In how many ways can 5 children be arranged in a line such that (i) two of them, Ram and Shyam, are always together; (ii) two of them,Ram and Shyam, are never together ?

To solve the problem, we need to find the number of ways to arrange 5 children under two different conditions: ### Part (i): Ram and Shyam are always together 1. **Consider Ram and Shyam as a single unit**: Since Ram and Shyam must be together, we can treat them as one block or unit.
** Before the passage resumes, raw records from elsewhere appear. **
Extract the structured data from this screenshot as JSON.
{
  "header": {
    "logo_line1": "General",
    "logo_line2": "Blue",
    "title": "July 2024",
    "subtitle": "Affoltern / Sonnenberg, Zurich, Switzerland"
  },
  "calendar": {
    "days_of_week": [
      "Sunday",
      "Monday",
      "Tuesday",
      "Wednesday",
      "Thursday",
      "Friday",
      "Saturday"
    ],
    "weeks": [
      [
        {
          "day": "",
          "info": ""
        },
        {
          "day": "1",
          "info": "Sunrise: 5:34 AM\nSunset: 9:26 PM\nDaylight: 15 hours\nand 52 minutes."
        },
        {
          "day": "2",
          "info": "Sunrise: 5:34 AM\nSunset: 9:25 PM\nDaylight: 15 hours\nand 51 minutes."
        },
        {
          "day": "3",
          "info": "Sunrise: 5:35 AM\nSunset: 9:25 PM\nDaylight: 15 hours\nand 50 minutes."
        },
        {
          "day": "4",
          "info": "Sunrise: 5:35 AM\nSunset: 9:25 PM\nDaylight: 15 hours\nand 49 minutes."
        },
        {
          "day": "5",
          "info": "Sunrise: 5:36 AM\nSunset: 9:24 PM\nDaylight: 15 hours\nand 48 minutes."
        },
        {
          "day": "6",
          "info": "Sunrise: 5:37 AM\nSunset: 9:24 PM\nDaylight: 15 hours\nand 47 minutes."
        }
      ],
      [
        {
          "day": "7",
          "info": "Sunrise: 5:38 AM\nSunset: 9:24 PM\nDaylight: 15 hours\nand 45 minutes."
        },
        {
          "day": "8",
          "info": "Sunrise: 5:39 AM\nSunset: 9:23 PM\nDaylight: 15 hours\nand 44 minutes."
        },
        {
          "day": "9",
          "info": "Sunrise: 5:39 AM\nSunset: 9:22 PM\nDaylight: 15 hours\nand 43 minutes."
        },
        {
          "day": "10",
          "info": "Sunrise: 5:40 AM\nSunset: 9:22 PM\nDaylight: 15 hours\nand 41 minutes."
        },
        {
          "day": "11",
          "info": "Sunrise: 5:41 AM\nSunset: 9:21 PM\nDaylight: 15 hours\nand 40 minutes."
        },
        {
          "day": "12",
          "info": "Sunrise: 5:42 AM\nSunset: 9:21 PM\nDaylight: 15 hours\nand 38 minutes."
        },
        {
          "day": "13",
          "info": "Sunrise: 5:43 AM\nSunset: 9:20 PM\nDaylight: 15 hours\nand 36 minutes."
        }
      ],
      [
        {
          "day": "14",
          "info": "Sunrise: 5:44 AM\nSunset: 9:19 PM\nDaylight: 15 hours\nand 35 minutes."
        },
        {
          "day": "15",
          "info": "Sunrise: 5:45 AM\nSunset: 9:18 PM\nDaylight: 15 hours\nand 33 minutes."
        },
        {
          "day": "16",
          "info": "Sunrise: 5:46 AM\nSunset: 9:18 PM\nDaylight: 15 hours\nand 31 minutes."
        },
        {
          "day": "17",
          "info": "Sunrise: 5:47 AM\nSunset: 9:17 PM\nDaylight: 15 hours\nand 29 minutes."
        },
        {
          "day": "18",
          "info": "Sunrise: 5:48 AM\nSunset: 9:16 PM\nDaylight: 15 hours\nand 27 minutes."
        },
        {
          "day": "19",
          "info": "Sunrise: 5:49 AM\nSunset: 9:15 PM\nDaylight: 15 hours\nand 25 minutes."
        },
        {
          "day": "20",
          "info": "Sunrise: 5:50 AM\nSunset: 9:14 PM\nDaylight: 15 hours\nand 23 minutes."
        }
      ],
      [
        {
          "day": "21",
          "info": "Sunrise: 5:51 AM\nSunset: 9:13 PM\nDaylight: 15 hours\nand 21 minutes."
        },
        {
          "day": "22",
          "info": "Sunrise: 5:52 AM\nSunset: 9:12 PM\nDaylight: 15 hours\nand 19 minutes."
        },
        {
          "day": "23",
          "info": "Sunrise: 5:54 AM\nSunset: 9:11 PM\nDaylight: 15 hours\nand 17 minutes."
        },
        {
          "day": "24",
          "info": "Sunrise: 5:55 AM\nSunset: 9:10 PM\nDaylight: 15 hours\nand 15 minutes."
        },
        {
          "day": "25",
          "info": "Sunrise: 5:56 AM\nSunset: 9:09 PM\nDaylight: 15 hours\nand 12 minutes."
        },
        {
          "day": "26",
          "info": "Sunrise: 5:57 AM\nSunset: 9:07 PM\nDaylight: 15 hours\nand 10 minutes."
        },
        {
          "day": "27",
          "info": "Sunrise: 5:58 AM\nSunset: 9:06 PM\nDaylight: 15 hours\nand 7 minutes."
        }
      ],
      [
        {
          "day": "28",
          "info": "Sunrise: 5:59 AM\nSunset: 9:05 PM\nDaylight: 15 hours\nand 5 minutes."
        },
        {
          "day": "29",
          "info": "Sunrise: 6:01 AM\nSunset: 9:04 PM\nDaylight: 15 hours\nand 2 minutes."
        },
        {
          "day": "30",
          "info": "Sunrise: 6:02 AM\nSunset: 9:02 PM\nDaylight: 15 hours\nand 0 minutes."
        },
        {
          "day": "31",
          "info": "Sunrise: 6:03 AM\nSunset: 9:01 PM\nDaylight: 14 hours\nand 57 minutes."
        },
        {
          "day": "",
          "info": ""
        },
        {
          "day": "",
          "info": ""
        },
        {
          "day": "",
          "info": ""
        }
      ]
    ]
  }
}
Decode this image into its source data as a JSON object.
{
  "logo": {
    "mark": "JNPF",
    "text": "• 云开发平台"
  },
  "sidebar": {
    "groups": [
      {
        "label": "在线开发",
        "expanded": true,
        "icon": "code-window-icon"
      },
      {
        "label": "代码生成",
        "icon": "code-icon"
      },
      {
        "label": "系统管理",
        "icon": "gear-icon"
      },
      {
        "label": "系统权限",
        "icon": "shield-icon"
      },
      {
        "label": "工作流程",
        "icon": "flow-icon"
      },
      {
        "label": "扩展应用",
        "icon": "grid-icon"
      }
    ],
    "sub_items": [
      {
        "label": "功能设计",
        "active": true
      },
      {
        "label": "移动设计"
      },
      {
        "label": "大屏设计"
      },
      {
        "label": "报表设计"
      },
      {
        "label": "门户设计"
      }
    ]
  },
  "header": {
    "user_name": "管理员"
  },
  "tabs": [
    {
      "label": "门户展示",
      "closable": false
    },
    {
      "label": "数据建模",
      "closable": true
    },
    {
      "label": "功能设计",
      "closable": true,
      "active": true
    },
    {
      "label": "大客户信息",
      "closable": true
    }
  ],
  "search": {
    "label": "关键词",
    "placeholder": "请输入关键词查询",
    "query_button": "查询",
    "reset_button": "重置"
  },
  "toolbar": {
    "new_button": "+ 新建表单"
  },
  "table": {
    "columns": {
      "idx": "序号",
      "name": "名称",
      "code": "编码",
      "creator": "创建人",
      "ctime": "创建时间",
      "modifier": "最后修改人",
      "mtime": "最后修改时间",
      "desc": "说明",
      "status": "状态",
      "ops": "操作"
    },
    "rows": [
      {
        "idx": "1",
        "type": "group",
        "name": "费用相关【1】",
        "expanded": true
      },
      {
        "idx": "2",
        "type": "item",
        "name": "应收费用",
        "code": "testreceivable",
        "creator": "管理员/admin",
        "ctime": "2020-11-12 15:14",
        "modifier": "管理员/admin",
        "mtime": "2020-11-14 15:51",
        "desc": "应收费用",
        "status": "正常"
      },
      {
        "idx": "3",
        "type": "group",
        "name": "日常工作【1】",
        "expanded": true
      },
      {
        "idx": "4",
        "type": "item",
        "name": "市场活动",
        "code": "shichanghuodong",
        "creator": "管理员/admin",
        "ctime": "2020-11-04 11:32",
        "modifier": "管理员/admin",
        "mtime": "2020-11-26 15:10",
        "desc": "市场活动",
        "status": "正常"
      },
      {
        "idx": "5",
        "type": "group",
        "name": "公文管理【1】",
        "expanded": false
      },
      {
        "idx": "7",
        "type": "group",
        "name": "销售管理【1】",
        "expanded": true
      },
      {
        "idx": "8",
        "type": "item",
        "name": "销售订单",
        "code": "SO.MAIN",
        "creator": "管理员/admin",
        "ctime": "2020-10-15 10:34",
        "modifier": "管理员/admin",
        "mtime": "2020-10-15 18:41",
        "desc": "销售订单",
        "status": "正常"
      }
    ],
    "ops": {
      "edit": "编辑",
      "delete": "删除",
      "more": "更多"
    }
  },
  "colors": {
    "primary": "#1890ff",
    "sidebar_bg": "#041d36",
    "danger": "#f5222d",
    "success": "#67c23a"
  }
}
This means we now have 4 units to arrange: (Ram-Shyam), Child 3, Child 4, and Child 5. 2. **Calculate the arrangements of the 4 units**: The number of ways to arrange 4 units is given by \(4!\) (4 factorial). \[ 4! = 4 \times 3 \times 2 \times 1 = 24 \] 3. **Arrange Ram and Shyam within their block**: Since Ram and Shyam can be arranged in 2 different ways (Ram first or Shyam first), we multiply the arrangements of the units by the arrangements of Ram and Shyam. \[ 2! = 2 \quad \text{(ways to arrange Ram and Shyam)} \] 4. **Total arrangements when Ram and Shyam are together**: \[ \text{Total} = 4! \times 2! = 24 \times 2 = 48 \] ### Part (ii): Ram and Shyam are never together 1. **Calculate the total arrangements of all 5 children**: The total number of ways to arrange 5 children is given by \(5!\) (5 factorial). \[ 5! = 5 \times 4 \times 3 \times 2 \times 1 = 120 \] 2. **Subtract the arrangements where Ram and Shyam are together**: From the total arrangements, we subtract the arrangements where Ram and Shyam are together (which we calculated in part (i) as 48). \[ \text{Total arrangements where Ram and Shyam are never together} = 5! - \text{(arrangements where Ram and Shyam are together)} \] \[ = 120 - 48 = 72 \] ### Final Answers: - (i) The number of ways to arrange the children such that Ram and Shyam are always together is **48**. - (ii) The number of ways to arrange the children such that Ram and Shyam are never together is **72**.